I spot something in the grass, and bend down to retrieve a tiny fake goatee. I drop it in the bin on my way back into the house.
In the preceding chapters, we have talked about a lot of weird and wonderful features of quantum mechanics. Wave-particle duality, quantum measurement, EPR correlations, virtual particles—so many aspects of quantum theory defy our everyday experience that quantum mechanics starts to seem like magic. None of the normal rules seem to apply, and it may look as though absolutely anything is possible.
This is a common misconception regarding quantum mechanics, and you’ll find it repeated in lots of places. A little time with Google will turn up dozens of sites offering “quantum” methods to produce energy for nothing, improve your health and well-being, or even amass wealth and power: lots of people out there are making money by peddling quantum mechanics as magic.
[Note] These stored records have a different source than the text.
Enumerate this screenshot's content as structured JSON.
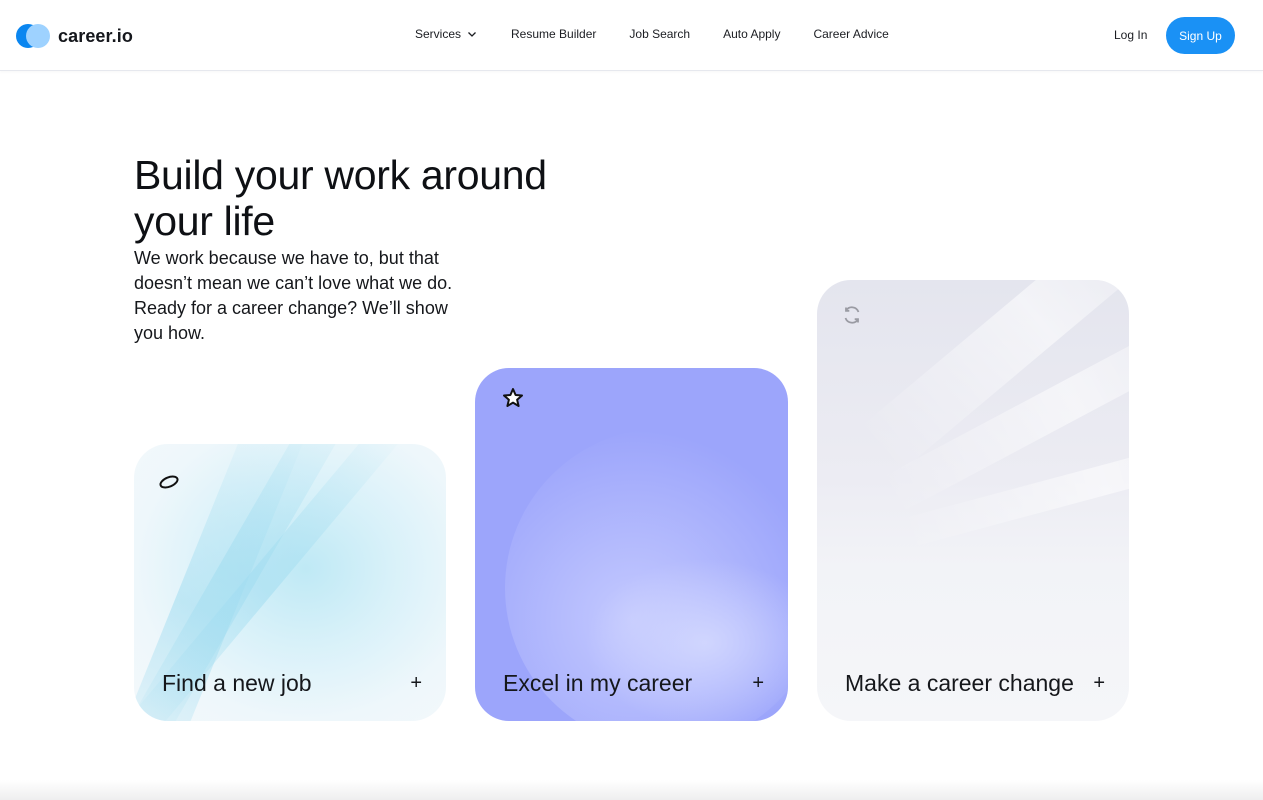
{
  "header": {
    "logo_text": "career.io",
    "nav": [
      {
        "label": "Services"
      },
      {
        "label": "Resume Builder"
      },
      {
        "label": "Job Search"
      },
      {
        "label": "Auto Apply"
      },
      {
        "label": "Career Advice"
      }
    ],
    "login_label": "Log In",
    "signup_label": "Sign Up"
  },
  "hero": {
    "title": "Build your work around your life",
    "subtitle": "We work because we have to, but that doesn’t mean we can’t love what we do. Ready for a career change? We’ll show you how."
  },
  "cards": [
    {
      "label": "Find a new job",
      "icon": "ring-icon",
      "plus": "+"
    },
    {
      "label": "Excel in my career",
      "icon": "star-icon",
      "plus": "+"
    },
    {
      "label": "Make a career change",
      "icon": "refresh-icon",
      "plus": "+"
    }
  ],
  "colors": {
    "brand_blue": "#1a91f5",
    "logo_light": "#9ed2ff",
    "card_excel": "#9ca5fb",
    "card_find": "#d8f1f9",
    "card_change": "#ececf3"
  }
}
Quantum mechanics is not magic, though. No matter how unlikely or amazing it seems, quantum mechanics is a scientific theory that has to conform to the general principles of physics. The word “quantum” in the description of a phenomenon or device does not allow it to create energy out of nothing or send messages faster than the speed of light. These principles are built into the deep structure of the universe. Quantum mechanics is not only compatible with those rules, but in some cases, these rules arise from quantum behavior.
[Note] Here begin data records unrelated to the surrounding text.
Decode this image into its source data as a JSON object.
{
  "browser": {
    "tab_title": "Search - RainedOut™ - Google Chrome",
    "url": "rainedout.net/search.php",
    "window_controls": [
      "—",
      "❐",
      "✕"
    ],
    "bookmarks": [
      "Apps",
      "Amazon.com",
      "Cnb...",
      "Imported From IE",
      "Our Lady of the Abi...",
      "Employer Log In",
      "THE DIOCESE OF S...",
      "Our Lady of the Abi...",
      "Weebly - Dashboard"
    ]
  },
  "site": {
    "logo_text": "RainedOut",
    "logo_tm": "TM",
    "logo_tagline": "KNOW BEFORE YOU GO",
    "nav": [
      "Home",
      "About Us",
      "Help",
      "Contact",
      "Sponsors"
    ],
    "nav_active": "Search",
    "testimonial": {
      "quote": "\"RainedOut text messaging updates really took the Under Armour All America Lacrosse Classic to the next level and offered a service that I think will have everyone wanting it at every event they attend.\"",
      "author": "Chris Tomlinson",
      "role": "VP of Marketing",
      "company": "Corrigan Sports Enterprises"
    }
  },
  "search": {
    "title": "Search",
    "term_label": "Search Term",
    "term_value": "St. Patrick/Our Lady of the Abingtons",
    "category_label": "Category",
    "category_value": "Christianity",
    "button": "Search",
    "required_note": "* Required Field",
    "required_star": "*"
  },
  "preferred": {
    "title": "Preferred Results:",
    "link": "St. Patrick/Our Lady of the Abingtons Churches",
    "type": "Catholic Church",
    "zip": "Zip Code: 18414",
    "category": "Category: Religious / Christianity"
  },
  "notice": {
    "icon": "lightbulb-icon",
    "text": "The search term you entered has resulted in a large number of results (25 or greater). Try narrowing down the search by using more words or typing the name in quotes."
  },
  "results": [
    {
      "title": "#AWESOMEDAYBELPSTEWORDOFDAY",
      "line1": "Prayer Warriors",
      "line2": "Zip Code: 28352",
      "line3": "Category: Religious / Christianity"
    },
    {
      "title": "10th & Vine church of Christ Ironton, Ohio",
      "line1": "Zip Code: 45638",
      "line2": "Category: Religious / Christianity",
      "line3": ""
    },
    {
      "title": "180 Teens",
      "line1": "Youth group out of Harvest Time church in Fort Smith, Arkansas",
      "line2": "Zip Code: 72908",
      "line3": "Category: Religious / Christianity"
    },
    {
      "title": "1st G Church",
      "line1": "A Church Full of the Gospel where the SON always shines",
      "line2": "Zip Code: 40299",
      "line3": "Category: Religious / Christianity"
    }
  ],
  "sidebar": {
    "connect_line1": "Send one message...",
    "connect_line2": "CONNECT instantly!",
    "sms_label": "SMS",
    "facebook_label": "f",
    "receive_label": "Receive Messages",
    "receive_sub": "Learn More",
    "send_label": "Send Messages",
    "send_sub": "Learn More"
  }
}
While many of the predictions of quantum mechanics seem to defy our everyday intuition for how the world works, they do not suspend all the rules of common sense. In particular, they do not supersede the most important commonsense rule for dealing with the world: if something sounds too good to be true, it almost certainly is.
We’ve spent the bulk of this book talking about the wonderful features of quantum theory, but I want to close on a cautionary note. There are a lot of people peddling a false version of quantum mechanics as magic, offering results beyond your most wildly unrealistic dreams. Some of them are con artists, and some of them are sincere but deluded, but they’re all wrong. The conmen are hard to separate from the merely confused, but it is not difficult to spot false versions of quantum theory, and in this chapter, I’ll point out a few of the most common problems.
A “QUANTUM” FREE LUNCH: FREE ENERGY
One of the two main areas worked by con artists abusing quantum theory is the field of “free energy.” Free energy fraudsters always claim to have developed a scheme that will produce huge amounts of energy for a trivial amount of work. This takes lots of different forms, but the basic appeal is always the same: you put a small amount of work in, and get a large amount of electricity out. All it will take is a small investment of cash to get the prototype system working, and soon you’ll be out from under the thumb of the power company forever …
This is nothing more than a claim to have invented a perpetual motion machine, and scientists have known for hundreds of years that perpetual motion machines are impossible. Quantum mechanics does not change that conclusion.
The most common fake explanation for a “quantum” perpetual motion machine is that it is tapping the zero-point energy of some system or another. This zero-point energy is the energy that quantum physics tells us is present even in a system in its lowest possible energy state. When you’ve extracted all the energy that you can from a quantum system—reduced the kinetic energy to its lowest possible value and removed outside interactions that would raise the potential energy—there is still some residual energy left in the system.
Con artists like to point to this zero-point energy as a resource to be tapped. “There’s still energy there,” they say, “and our device taps that energy to keep the perpetual motion machine moving.”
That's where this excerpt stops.